One thing I would add is the communication subsystem can also contribute what it learns about reachability, we don't just have to rely on a gossip heartbeat. If the communication layer can't reach a node that fact can be noted in a reachability table. This keeps data as up to date as possible.

Using Gossip as a Form of Messaging

In addition to failure detection, the paper shows how to transmit node and subsystem properties between nodes. This is a great extension and is a far more robust mechanism than individual modules using TCP connections to exchange data and command and control. We want to abstract communication out of application level code and this type of approach accomplishes that.

It seems somewhat obvious that you would transmit node properties to other nodes. Stats like load average, free memory, etc. would allow a local node to decide where to send work, for example. If a node is idle send it work (as long as everyone doesn't send it work at the same time).
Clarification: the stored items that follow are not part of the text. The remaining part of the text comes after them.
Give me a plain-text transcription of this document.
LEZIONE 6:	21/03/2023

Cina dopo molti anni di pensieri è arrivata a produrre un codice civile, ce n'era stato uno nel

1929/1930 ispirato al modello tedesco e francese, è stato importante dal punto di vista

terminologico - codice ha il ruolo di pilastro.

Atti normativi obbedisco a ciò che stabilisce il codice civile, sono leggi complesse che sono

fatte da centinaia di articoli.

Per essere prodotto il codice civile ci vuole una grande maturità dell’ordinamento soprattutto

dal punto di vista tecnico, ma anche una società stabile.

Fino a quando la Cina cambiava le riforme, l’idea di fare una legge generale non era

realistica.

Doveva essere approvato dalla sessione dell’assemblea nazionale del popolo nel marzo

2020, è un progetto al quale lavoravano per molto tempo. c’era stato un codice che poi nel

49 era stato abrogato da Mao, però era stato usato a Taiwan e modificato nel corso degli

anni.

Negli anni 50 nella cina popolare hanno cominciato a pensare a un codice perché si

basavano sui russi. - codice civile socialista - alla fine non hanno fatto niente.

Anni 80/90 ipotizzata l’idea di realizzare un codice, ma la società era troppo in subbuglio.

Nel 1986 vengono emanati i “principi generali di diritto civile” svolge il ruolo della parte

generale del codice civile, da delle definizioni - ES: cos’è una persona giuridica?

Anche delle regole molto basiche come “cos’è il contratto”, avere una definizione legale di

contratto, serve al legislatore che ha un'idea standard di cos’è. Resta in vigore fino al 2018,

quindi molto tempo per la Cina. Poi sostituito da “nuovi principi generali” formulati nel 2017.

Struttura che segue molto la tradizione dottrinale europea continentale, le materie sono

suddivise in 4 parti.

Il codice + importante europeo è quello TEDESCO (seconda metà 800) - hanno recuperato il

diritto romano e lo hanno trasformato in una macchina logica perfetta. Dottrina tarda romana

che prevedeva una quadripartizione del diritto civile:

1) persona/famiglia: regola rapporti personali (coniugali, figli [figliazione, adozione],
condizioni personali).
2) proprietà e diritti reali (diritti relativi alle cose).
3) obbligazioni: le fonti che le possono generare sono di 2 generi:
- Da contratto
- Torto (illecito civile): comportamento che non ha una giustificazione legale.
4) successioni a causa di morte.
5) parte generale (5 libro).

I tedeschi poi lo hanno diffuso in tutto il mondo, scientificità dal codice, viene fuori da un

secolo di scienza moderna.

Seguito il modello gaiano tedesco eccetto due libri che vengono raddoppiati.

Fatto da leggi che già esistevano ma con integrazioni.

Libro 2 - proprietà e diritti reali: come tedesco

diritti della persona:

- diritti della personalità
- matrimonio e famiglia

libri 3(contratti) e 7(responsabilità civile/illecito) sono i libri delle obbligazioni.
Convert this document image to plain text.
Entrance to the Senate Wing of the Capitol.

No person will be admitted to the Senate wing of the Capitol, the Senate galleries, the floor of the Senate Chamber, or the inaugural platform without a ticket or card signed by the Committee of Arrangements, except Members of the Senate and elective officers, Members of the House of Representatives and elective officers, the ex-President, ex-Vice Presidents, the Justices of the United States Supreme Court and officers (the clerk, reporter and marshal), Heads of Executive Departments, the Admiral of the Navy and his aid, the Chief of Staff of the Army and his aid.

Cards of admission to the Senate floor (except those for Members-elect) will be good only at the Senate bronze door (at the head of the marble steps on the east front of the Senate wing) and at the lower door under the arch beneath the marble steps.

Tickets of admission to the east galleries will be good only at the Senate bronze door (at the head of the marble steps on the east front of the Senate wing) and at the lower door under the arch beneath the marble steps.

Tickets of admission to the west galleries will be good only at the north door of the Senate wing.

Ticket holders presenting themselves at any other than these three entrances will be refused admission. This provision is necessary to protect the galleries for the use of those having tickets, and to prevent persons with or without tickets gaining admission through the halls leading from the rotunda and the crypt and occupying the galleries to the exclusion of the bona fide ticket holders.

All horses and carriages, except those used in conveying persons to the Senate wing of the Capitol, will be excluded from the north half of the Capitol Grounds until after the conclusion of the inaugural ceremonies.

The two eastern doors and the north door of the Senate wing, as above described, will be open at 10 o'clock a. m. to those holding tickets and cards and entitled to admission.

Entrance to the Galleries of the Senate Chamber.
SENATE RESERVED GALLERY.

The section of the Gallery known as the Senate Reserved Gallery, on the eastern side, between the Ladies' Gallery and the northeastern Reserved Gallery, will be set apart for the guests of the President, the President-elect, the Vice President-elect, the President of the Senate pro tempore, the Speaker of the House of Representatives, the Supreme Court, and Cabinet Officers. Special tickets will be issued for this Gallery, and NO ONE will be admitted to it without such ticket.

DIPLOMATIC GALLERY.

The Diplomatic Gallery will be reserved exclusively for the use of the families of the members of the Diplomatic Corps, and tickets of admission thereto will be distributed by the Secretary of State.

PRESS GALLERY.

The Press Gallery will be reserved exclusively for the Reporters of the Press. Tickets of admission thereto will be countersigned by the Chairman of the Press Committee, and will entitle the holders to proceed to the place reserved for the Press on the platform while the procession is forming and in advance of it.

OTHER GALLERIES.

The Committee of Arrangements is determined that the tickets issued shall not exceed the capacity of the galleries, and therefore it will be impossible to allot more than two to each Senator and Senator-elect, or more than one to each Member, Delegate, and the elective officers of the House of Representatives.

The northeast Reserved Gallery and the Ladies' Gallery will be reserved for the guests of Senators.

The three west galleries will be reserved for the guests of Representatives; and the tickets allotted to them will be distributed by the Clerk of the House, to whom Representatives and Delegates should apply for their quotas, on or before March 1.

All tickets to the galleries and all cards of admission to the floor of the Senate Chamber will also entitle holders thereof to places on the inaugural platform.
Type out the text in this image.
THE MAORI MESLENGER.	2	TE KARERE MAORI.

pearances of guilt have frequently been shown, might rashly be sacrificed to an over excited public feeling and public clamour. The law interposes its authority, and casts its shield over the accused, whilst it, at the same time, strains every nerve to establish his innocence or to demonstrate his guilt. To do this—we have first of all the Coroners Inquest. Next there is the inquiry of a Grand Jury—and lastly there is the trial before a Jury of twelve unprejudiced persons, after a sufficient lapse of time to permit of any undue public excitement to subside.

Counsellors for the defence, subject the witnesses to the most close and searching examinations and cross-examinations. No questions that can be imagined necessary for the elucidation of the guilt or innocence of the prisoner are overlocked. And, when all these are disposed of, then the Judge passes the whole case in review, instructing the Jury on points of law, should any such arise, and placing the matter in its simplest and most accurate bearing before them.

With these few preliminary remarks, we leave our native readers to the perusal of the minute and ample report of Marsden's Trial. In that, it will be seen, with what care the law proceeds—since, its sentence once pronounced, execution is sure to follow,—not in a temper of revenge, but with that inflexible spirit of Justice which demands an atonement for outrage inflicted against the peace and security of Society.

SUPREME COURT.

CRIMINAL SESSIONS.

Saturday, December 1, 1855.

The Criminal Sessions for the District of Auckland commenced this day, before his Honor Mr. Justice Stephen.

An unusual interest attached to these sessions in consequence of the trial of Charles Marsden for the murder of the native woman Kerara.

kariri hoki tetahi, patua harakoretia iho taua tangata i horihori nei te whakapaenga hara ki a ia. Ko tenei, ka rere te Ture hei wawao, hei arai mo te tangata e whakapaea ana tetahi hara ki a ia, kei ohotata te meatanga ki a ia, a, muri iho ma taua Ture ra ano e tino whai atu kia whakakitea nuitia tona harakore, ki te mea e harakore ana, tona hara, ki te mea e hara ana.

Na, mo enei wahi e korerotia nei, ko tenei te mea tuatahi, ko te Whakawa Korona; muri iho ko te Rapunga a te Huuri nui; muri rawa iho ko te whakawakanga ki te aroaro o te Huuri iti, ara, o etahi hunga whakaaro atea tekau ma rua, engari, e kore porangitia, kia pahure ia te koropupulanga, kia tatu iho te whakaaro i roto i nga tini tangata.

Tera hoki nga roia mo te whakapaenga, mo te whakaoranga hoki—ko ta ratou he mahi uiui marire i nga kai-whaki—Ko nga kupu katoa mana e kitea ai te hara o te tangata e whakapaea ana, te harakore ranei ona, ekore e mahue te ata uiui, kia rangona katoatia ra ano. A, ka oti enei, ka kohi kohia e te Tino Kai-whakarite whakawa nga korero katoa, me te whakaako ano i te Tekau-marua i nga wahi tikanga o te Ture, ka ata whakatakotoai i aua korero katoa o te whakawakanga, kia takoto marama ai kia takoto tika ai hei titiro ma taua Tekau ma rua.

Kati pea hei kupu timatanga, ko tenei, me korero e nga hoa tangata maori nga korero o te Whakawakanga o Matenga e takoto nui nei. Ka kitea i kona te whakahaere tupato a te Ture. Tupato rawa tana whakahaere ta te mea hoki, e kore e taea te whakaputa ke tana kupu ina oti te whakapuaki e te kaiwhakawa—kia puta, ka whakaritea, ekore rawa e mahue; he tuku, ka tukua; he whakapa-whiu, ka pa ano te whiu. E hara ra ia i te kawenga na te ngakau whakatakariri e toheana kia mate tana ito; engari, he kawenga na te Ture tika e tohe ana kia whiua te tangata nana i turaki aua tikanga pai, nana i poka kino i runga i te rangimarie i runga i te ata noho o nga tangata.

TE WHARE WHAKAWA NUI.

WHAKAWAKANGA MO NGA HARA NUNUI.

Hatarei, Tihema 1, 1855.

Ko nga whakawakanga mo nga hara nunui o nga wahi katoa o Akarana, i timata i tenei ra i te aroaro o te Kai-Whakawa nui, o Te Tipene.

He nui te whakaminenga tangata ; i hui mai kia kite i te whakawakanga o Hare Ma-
This local decision making angle is the key to scale. There's no centralized controller. Local nodes make local decisions based on local data. This can scale as far as the gossip protocol can scale.

What goes to another level is that they use an architecture I've used on several products, sending subsystem information so software modules on a node can send information to other modules on other nodes. For example, queue depth for a module could be sent out so other modules could gauge the work load. Alarm information could be sent out so other entities know the status of modules they are dependent on. Key information like configuration changes can be passed on. Even requests and response can be sent through this mechanism. At an architecture level this allows the aggregation of updates (from all sources on a node) so they can be sent in big blocks through the system instead of small messages, which is a big win.

This approach can be combined with a publish/subscribe topic registration system to reduce useless communication between nodes.

Another advantage of this approach is data could flow directly into your monitoring system rather than having a completely separate monitoring subsystem bolted on.

In the meat world we are warned against gossiping, it's a sin, it can ruin lives, it can ruin your reputation, etc., but in software, gossiping is a powerful tool in your distributed toolbox. So go forth and gossip.